INFO [thread 0], skch::main, Time spent sketching the reference : 0.00153976 sec
INFO [thread 0], skch::main, Time spent mapping fragments in query #1 : 0.00268185 sec
INFO [thread 0], skch::main, Time spent post mapping : 7.12e-06 sec
INFO [thread 0], skch::main, ready to exit the loop
INFO, skch::main, parallel_for execution finished
seq1.fa seq2.fa 99.9739 3   4

Reversed:

[jainc2@gry-compute050 small_seq]$ ../../fastANI -r seq1.fa -q seq2.fa -o /dev/stdout
>>>>>>>>>>>>>>>>>>
Reference = [seq1.fa]
Query = [seq2.fa]
Kmer size = 16
Fragment length = 3000
Threads = 1
ANI output file = /dev/stdout
>>>>>>>>>>>>>>>>>>
INFO [thread 0], skch::main, Count of threads executing parallel_for : 1
INFO [thread 0], skch::Sketch::build, window size for minimizer sampling  = 24
INFO [thread 0], skch::Sketch::build, minimizers picked from reference = 1122
INFO [thread 0], skch::Sketch::index, unique minimizers = 1122
INFO [thread 0], skch::Sketch::computeFreqHist, Frequency histogram of minimizers = (1, 1122) ... (1, 1122)
INFO [thread 0], skch::Sketch::computeFreqHist, consider all minimizers during lookup.
INFO [thread 0], skch::main, Time spent sketching the reference : 0.00141419 sec
INFO [thread 0], skch::main, Time spent mapping fragments in query #1 : 0.00310046 sec
INFO [thread 0], skch::main, Time spent post mapping : 7.211e-06 sec
INFO [thread 0], skch::main, ready to exit the loop
INFO, skch::main, parallel_for execution finished
seq2.fa seq1.fa 99.9734 4   5

Note that ANI values are slightly different. This is expected (see #54).
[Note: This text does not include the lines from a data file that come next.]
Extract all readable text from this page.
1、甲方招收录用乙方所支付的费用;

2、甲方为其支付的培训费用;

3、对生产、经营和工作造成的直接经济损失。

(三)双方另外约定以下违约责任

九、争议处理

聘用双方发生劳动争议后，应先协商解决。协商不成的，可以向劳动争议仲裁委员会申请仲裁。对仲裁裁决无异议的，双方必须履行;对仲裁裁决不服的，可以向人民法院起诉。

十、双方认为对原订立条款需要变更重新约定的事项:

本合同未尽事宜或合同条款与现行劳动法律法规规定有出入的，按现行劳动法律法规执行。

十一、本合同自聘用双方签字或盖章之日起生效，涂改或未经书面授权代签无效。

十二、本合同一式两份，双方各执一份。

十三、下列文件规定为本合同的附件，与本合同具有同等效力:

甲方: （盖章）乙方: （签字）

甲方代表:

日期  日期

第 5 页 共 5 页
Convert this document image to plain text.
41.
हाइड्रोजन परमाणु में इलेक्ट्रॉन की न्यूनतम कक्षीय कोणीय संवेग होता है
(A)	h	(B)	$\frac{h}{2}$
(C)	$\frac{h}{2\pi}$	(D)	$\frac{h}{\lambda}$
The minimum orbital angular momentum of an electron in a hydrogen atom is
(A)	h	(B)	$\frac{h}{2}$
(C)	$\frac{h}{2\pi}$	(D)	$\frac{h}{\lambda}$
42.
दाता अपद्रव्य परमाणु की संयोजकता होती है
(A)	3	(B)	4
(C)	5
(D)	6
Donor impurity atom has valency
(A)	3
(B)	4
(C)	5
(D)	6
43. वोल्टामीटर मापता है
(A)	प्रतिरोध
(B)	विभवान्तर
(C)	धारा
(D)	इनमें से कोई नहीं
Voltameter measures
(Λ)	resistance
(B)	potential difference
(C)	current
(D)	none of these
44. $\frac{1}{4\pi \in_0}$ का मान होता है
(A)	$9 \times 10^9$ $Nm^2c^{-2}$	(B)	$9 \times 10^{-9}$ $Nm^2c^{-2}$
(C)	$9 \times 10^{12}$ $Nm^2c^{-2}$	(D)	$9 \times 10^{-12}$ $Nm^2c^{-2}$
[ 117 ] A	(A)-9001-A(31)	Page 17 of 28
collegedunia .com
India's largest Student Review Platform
cjain7 commented 4 years ago

Oops I didn't see that you are turning up the default --minFraction

The difference comes from the fact that shared genome length (e.g., 3 vs. 4 fragments) differs slightly in both cases. Again, this is due to asymmetry in FastANI, order of two genomes can lead to small differences. One solution could be to generate output in .matrix format using --matrix parameter. That would give you consistent results.

wwood commented 4 years ago

OK, thanks, makes sense. I can rescue it by turning the fragLength to 1000bp, for instance.